Una mujer sostiene a su bebé dentro de un autobús mientras salen de Kiev, Ucrania, el jueves 24 de febrero de 2022. © AP Photo/Emilio Morenatti

Conflicto Rusia-Ucrania

3 de marzo de 2022, Amnistía Internacional

¿Qué está pasando en Ucrania?

A las 5 de la mañana del 24 de febrero, las y los habitantes de Ucrania se despertaron con la noticia de que su país estaba siendo invadido por el ejército ruso. En medio de la noche, los tanques rusos entraron en el país y los militares atacaron desde múltiples direcciones. Desde entonces, el gobierno ruso no ha hecho más que intensificar su agresión en el corazón de Ucrania.

En estos momentos, la población de Ucrania se enfrenta a una catastrófica crisis de derechos humanos. Están muriendo personas, incluso niños y niñas, y muchos miles de vidas están en peligro.

La invasión de Ucrania ya ha dado lugar a ataques indiscriminados contra zonas residenciales, escuelas, hospitales, infraestructuras sociales y otros objetos e infraestructuras civiles, y ha provocado muertos y heridos entre la población civil. Además, se están produciendo desplazamientos masivos y la destrucción de viviendas civiles.

Rusia también ha empleado bombas no guiadas, que el pasado 3 de marzo mataron a casi 50 personas que hacían cola para conseguir alimentos en Chernígov y armas prohibidas, como municiones de racimo, utilizadas al menos contra un jardín de infancia de Ojtirka donde se refugiaban civiles.

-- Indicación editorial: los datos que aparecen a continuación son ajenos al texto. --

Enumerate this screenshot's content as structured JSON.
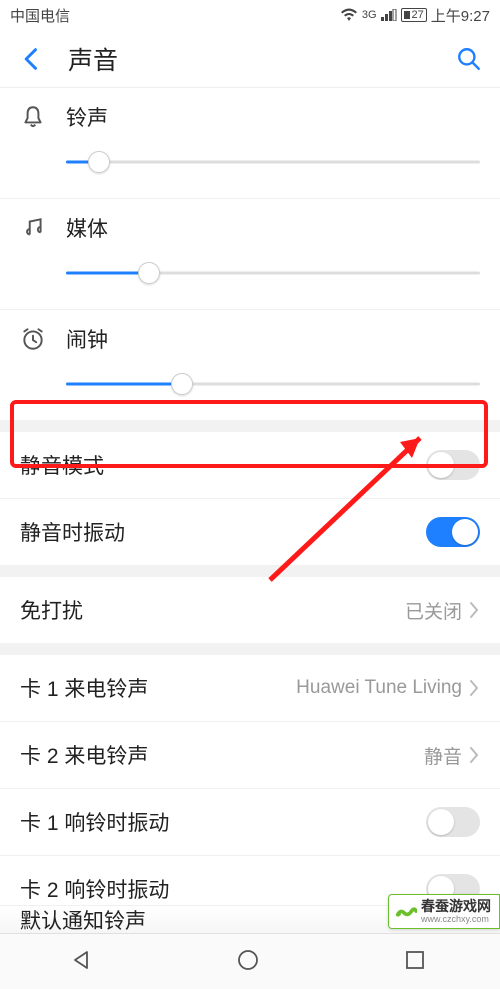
{
  "statusbar": {
    "carrier": "中国电信",
    "network": "3G",
    "battery": "27",
    "time": "上午9:27"
  },
  "header": {
    "title": "声音"
  },
  "sliders": {
    "ringtone": {
      "label": "铃声",
      "percent": 8
    },
    "media": {
      "label": "媒体",
      "percent": 20
    },
    "alarm": {
      "label": "闹钟",
      "percent": 28
    }
  },
  "toggles": {
    "silent": {
      "label": "静音模式",
      "on": false
    },
    "vibrate_silent": {
      "label": "静音时振动",
      "on": true
    },
    "sim1_vibrate": {
      "label": "卡 1 响铃时振动",
      "on": false
    },
    "sim2_vibrate": {
      "label": "卡 2 响铃时振动",
      "on": false
    }
  },
  "links": {
    "dnd": {
      "label": "免打扰",
      "value": "已关闭"
    },
    "sim1_ringtone": {
      "label": "卡 1 来电铃声",
      "value": "Huawei Tune Living"
    },
    "sim2_ringtone": {
      "label": "卡 2 来电铃声",
      "value": "静音"
    }
  },
  "default_notification": {
    "label": "默认通知铃声"
  },
  "watermark": {
    "name": "春蚕游戏网",
    "url": "www.czchxy.com"
  }
}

Estos ataques indiscriminados pueden constituir crímenes de guerra.

En menos de una semana, la invasión rusa de Ucrania ha desencadenado una crisis masiva de derechos humanos, humanitaria y de desplazamientos que tiene las características de la peor catástrofe de este tipo en la historia europea reciente.

Interior de un apartamento destruido por un ataque ruso
Vista interior de un piso dañado tras un ataque aéreo ruso sobre un complejo de apartamentos en Chuhuiv, Ucrania, el 24 de febrero de 2022. © Wolfgang Schwan/Anadolu Agency vía Getty Images

Libertad de Expresión en Rusia silenciada

En paralelo a la invasión de Ucrania, a lo largo de las últimas semanas, las autoridades rusas han desatado una oleada de represión sin precedentes en todo el país contra el periodismo independiente, las protestas contra la guerra y cualquier voz contraria a la invasión rusa de Ucrania.

El 4 de marzo, el Parlamento aprobó una ley que penaliza el acto de difundir “información falsa” sobre las actividades de las fuerzas armadas rusas o de “desacreditar” a las tropas rusas. Toda persona acusada de cometer estos “delitos” se enfrenta a pagar multas exorbitantes o a cumplir una pena de hasta 15 años de prisión.

Además, el Kremlin ha ordenado a todos los medios de comunicación usar solo fuentes oficiales, con el beneplácito del Estado, ha ralentizado al máximo el tráfico en Twitter y Facebook y ha bloqueado el acceso a varias plataformas, incluida la página web de Amnistía Internacional.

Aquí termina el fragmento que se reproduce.